We have all heard about the need to achieve a balance between energy ‘in’ (our diet) and energy ‘out’ (what we burn/use on a day to day basis). Well, research is suggesting that this may not be as basic as we first thought. The evidence is pointing to these two factors playing different roles in the weight loss equation. Our nutrition is being suggested as a much more important driver of weight loss, while exercise seems to serve as a protector against weight gain (among many other health benefits of course!).

You may have experienced this in the past: you realise that you have put some weight on and decide that its time to take up some weight loss programs. So you start exercising. Weeks later you are still frustrated by the very minimal changes on the scales… have you been there?

Well, the (somewhat) good news here, is that you are not really to blame for those small changes. Research is now consistently reporting that the weight changes that result from exercise alone are quite small. A large review of studies on the topic showed that in the short term (16 weeks in this case) exercise alone reduced fat by 0.25kg per week. Now, this is nothing to be scoffed at: this indicates that over the 16 weeks people can lose 4kg of fat, which is great.
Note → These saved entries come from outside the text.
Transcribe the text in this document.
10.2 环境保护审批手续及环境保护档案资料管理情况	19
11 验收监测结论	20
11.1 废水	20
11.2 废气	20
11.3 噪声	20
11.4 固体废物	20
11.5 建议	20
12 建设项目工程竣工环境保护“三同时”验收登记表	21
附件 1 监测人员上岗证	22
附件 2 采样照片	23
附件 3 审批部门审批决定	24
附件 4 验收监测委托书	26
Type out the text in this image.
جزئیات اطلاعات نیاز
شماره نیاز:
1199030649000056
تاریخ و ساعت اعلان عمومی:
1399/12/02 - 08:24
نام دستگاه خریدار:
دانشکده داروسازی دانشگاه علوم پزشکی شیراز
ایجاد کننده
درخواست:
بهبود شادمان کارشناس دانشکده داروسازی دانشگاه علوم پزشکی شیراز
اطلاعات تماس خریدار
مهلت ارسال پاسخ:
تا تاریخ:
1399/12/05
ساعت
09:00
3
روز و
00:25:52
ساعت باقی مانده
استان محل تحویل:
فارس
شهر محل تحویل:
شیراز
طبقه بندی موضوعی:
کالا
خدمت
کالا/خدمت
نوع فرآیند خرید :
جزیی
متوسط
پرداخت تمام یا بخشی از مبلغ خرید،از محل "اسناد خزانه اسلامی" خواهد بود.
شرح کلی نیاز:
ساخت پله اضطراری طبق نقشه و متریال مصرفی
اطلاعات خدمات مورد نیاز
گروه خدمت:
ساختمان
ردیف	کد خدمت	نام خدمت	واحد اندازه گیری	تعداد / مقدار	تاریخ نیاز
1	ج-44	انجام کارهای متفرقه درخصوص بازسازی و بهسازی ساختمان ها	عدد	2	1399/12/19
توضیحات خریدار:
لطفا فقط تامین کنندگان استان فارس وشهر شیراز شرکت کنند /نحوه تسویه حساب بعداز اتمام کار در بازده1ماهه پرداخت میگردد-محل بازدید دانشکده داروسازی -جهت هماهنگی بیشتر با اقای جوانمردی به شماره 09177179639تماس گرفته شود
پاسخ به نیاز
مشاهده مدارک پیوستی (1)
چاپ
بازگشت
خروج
And it is a sustainable amount of weight loss.

Also, the quantity of fat loss is dependent on the amount and intensity of exercise performed. So how much exercise do you need to perform for that quarter of a kilo? About 20-30 minutes of moderate intensity exercise on most days of the week (5-6 days).

And what is achievable at greater loads of exercise? Well, if you exercise 6 days a week at a moderate to high intensity – meaning you are burning about 550cals or 2300kj per session – you can expect to lose 0.4-0.5 kg/week of fat. Great results but tough schedule!

I am a great believer and promoter of regular exercise. My business revolves around it, and the benefits of it are incredible in their scope and depth. And we will publish posts in the future on the many (and often unknown) benefits of exercise. However it is more important for me that you receive the right advice and are equipped to make the right decisions for the specific goals that you may have.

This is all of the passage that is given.